Faut-il rappeler que le cancer de l’ovaire est fréquent (8e cause de cancer chez la femme, avec plus de 4 500 cas par an) et grave (3-4e cause de mortalité, avec 3 140 décès en 2012), en grande partie en raison d’un diagnostic tardif (3/4 sont découverts aux stades III B et IV). Cela malgré des progrès thérapeutiques certains, illustrés par les sels de platine et le bevacizumab (aujourd’hui la prise en charge repose sur la chirurgie et la chimiothérapie, avec des indications établies en fonction de l’histologie, du stade de la maladie et de l’état général de la patiente).
Les mutations BRCA 1 et 2
L’oncogénétique a apporté un éclairage nouveau sur ces cancers et, en particulier sur la forme la plus fréquente, le cancer séreux de haut grade. Ainsi, on a découvert que si une personne sur 300 à 600 présente une mutation BRCA 1 et 2, la proportion s’élève à 8-15 % chez les patientes atteintes de cancer de l’ovaire et même 17 % dans les sous-types séreux de haut grade (43 % quand il existe des cas familiaux). Une mutation est associée à un risque relatif de 3 de développer un cancer.
Ces mutations BRCA ont aussi une signification pronostique : pour le sein, le cancer est plus précoce avec plus de risque de développer un cancer controlatéral et un cancer de l’ovaire. Pour l’ovaire, il s’agit de cancers plus précoces, souvent des tumeurs de type séreux de haut grade, plus sensibles au cisplatine et de meilleur pronostic.
Avec l’arrivée de l’olaparib (Linparza) la mutation BRCA 1 et 2 influence directement la prise en charge, ce qui a imposé une petite révolution dans les 16 plateformes d’oncogénétique françaises : le délai de l’examen a été ramené de 33 semaines à 39 jours, grâce à un effort activement soutenu par AstraZeneca.
L’arrivée des anti-PARP
En effet, l’olaparib est aujourd’hui commercialisé pour le traitement d’entretien des cancers épithéliaux séreux de haut grade de l’ovaire, des trompes de Fallope ou péritonéal primitif, récidivant et sensible au platine avec une mutation BRCA. Lynparza est le premier d’une classe thérapeutique qui a pour objectif d’inhiber des enzymes (poly-ADP-ribose-polymérases ou PARPs) qui sont nécessaires à la réparation de cassures simples brins de l’ADN. Cette inhibition de la réparation de l’ADN, en synergie avec la perte de fonction secondaire aux mutations BRCA 1 et 2 aboutit à la mort des cellules cancéreuses et à une inhibition de la croissance tumorale.
Une efficacité démontrée
L’indication de Lynparza repose sur les résultats de l’étude 19 ayant porté sur 265 patientes qui, après randomisation, ont reçu soit de l’olaparib (400 mg, 2 fois/j), soit un placebo, cela après un traitement d’attaque standard optimal. Sur les 254 patients ayant eu une détermination du statut BRCA, 51 % présentaient une mutation (mutations germinales dans plus de 80 % des cas).

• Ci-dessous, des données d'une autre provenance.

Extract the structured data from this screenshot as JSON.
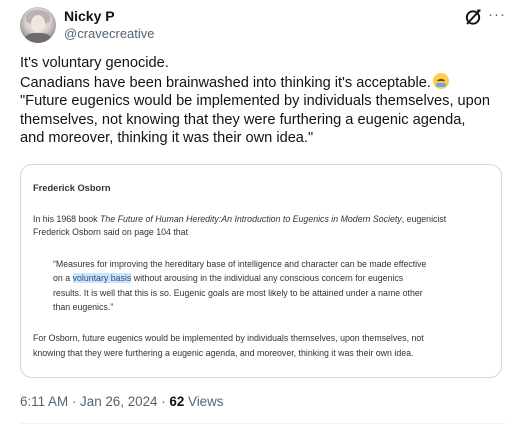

Les résultats parlent d’eux-mêmes. S’il est à noter que le bénéfice du traitement apparaît dans l’ensemble de la population ayant reçu l’olaparib (HR = 0,35), la survie avec progression est spectaculairement allongée dans le sous-groupe avec mutation BRCA 1 et 2 : réduction de 82 % du risque relatif de rechute (HR = 0,18) avec une médiane de survie sans progression de 11,2 mois versus 4,3 mois dans le groupe témoin. Les données sur la survie globale seront connues ultérieurement.
La tolérance a été par ailleurs satisfaisante avec des effets indésirables généralement légers à modérés n’imposant pas l’arrêt du traitement dans la plupart des cas. Les effets indésirables les plus fréquents sont gastro-intestinaux, avec aussi des asthénies, céphalées et vertiges. Au plan biologique, on enregistre des anémies, neutro-lymphopénies, augmentation de la créatinine.
Le début d’une longue histoire
Pour le Pr Pujade-Lauraine, ce premier succès de l’olaparib pourrait n’être que le début d’une longue histoire car un vaste programme d’études est en cours dans le cancer de l’ovaire (en particulier en associant l’olaparib en traitement initial aux inhibiteurs de tyrosine-kinase) et dans d’autres types de cancers, notamment du sein. Mais cela est une autre histoire.